On their own, the numbers may sound depressing. But there is hope. In this section, we focus on poverty as it specifically affects young adults, and by extension, their children. We do so because intervention at this stage presents an exceptional opportunity to shift life trajectories and potentially break the cycle of impoverishment.
In the following pages we highlight five organizations that connect particularly vulnerable young people—youth aging out of foster care; unemployed and under-skilled young adults; those returning from prison; high school dropouts; and young, first time (often single) parents—to opportunities and support systems that promote greater personal and economic stability.
New research indicates that our brains are not fully formed until we reach our early 20s—a fact that helps explain some dubious decision-making among teens and young adults. It also means that there is room to build in better mental habits and behaviors. If young adults are more stable, personally and economically, not only do they benefit, but so do any current or eventual children who have a better shot at growing up in a supportive environment.
In supporting the work of the organizations mentioned below, donors can help young people at critical stages of their lives and assist them in reaching their untapped potential.
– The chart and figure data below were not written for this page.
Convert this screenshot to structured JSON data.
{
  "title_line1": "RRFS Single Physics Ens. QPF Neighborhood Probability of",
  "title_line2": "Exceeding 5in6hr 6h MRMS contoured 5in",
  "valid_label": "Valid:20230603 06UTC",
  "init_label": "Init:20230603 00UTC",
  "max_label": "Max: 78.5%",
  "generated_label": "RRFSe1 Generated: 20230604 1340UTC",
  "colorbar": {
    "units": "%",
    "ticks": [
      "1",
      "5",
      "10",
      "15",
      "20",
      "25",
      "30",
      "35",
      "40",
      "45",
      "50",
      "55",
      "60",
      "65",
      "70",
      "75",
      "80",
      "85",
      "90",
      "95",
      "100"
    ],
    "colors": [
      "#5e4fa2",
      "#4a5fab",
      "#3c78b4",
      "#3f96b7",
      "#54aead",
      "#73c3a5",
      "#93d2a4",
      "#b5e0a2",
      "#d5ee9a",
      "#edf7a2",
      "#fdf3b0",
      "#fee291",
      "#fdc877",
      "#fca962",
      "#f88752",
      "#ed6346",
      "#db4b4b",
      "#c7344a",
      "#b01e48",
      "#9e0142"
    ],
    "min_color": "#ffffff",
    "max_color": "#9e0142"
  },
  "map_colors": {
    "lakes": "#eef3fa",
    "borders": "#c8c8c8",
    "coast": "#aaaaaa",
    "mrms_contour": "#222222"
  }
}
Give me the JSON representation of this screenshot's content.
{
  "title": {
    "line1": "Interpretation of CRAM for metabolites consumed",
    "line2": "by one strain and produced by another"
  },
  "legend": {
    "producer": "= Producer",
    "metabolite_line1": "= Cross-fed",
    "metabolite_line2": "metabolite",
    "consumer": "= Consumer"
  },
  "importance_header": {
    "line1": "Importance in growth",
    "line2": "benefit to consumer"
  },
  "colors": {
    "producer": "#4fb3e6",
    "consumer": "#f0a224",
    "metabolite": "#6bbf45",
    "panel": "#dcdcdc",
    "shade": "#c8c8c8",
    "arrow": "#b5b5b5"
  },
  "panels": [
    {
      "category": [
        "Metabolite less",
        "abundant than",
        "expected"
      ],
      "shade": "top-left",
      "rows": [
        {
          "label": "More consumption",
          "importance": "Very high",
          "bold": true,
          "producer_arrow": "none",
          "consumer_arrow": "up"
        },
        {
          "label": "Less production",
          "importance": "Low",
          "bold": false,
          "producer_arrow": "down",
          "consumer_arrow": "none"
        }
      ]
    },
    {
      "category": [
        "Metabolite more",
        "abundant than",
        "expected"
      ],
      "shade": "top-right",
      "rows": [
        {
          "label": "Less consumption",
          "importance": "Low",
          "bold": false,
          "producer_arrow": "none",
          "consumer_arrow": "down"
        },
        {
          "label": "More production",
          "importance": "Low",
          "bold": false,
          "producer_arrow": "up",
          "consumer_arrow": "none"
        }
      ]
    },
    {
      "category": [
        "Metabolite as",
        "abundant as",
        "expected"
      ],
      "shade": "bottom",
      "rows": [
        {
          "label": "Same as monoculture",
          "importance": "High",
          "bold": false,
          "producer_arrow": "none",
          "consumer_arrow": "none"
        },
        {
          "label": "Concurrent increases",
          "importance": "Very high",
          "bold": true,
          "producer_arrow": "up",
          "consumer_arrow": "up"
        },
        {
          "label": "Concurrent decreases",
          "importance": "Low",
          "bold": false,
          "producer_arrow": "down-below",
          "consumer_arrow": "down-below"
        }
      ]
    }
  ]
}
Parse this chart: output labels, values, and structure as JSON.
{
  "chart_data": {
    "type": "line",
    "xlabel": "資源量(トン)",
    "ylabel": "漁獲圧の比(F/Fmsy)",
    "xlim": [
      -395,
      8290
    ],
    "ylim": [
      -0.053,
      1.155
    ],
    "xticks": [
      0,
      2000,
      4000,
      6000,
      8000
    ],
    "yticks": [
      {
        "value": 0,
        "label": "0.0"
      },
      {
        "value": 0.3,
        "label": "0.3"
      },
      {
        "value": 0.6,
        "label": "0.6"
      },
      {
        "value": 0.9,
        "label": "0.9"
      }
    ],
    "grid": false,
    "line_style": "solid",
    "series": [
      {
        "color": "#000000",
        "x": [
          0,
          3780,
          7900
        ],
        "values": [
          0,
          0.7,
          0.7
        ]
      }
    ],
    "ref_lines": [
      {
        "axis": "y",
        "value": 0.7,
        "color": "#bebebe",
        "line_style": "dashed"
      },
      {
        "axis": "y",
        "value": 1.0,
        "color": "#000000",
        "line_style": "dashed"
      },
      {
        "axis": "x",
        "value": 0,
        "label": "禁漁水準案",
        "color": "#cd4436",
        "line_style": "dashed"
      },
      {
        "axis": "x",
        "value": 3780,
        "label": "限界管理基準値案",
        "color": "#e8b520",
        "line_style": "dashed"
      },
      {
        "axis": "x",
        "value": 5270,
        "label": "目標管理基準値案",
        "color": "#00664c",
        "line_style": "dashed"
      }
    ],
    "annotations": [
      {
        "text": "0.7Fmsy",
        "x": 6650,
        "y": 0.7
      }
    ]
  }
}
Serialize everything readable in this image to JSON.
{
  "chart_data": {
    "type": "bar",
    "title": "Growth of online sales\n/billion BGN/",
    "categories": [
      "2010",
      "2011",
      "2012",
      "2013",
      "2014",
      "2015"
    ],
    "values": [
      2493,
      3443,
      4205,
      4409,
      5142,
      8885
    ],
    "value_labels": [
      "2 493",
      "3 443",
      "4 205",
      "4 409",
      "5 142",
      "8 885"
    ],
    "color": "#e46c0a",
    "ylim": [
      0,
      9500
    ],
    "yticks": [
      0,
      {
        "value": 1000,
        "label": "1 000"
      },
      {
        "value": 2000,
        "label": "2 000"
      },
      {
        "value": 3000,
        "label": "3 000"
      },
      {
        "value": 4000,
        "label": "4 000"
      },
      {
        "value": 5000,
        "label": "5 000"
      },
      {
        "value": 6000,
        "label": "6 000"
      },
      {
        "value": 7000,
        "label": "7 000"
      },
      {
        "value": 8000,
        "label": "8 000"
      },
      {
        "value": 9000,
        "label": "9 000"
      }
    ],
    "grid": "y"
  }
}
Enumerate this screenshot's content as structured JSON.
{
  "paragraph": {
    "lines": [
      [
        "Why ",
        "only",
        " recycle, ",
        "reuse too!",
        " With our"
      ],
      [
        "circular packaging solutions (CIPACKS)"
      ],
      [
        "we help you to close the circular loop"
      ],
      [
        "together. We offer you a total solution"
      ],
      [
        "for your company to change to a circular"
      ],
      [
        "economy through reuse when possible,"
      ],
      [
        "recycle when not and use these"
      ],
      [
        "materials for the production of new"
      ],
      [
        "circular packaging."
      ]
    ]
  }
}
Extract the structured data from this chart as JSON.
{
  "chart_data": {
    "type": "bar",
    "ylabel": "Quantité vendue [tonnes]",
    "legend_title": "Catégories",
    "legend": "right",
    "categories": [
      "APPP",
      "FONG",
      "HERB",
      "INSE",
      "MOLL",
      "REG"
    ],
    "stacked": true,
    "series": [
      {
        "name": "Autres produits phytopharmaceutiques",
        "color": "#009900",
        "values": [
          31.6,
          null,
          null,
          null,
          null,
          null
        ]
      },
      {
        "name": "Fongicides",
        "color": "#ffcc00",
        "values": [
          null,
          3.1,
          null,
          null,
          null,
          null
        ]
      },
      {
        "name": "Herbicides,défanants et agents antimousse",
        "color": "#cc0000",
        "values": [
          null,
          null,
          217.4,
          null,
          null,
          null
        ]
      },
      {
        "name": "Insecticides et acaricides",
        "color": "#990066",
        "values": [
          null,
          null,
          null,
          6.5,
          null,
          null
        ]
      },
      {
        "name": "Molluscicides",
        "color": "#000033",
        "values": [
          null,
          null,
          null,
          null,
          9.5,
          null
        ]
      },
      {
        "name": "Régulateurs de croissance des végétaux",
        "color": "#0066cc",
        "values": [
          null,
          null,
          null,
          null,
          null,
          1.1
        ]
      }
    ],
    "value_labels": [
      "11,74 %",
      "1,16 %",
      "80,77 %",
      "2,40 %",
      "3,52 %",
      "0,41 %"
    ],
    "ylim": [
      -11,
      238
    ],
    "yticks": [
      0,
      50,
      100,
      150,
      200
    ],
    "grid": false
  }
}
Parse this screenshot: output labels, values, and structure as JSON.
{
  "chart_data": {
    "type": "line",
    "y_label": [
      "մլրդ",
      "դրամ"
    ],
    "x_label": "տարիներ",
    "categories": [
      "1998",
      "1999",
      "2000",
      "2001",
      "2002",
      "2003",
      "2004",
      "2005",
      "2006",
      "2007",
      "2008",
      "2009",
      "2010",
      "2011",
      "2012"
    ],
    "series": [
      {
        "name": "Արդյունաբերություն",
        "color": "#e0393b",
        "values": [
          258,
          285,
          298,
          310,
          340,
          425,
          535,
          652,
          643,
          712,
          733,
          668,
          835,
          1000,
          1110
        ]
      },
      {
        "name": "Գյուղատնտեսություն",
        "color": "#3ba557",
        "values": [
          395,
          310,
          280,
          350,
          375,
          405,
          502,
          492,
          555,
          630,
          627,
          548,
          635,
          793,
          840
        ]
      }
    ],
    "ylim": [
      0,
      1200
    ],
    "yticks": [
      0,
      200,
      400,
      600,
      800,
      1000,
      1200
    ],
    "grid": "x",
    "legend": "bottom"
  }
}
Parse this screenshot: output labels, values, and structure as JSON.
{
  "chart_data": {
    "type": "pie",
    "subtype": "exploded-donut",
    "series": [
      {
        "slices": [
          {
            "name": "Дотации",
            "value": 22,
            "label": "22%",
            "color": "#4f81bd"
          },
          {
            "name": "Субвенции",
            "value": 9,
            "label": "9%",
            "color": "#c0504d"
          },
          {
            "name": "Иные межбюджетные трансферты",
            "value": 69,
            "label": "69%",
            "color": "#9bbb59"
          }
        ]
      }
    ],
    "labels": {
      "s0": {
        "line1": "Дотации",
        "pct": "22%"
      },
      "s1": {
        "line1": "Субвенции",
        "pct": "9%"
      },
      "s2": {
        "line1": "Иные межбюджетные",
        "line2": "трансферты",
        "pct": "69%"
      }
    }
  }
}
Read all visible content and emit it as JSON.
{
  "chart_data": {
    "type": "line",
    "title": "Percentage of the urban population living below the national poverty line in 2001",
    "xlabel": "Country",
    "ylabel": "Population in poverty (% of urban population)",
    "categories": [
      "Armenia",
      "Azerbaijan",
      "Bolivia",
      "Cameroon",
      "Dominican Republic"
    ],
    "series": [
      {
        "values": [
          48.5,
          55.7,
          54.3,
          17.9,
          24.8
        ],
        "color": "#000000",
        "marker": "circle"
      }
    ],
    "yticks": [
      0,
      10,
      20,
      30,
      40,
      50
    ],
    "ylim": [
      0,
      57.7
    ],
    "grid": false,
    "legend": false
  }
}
As one such young adult described her transformation from high school dropout (because she couldn’t afford the uniform) to exotic dancer to salutatorian of YouthBuild Philadelphia Charter School’s Class of 2014: “I really wish you could meet all the young people I know. Because, to you, my story is so amazing. But it’s a life that I’m used to. It’s all I know. If you think I’m amazing, I wish you could invest and see the people I know, because they are phenomenal.”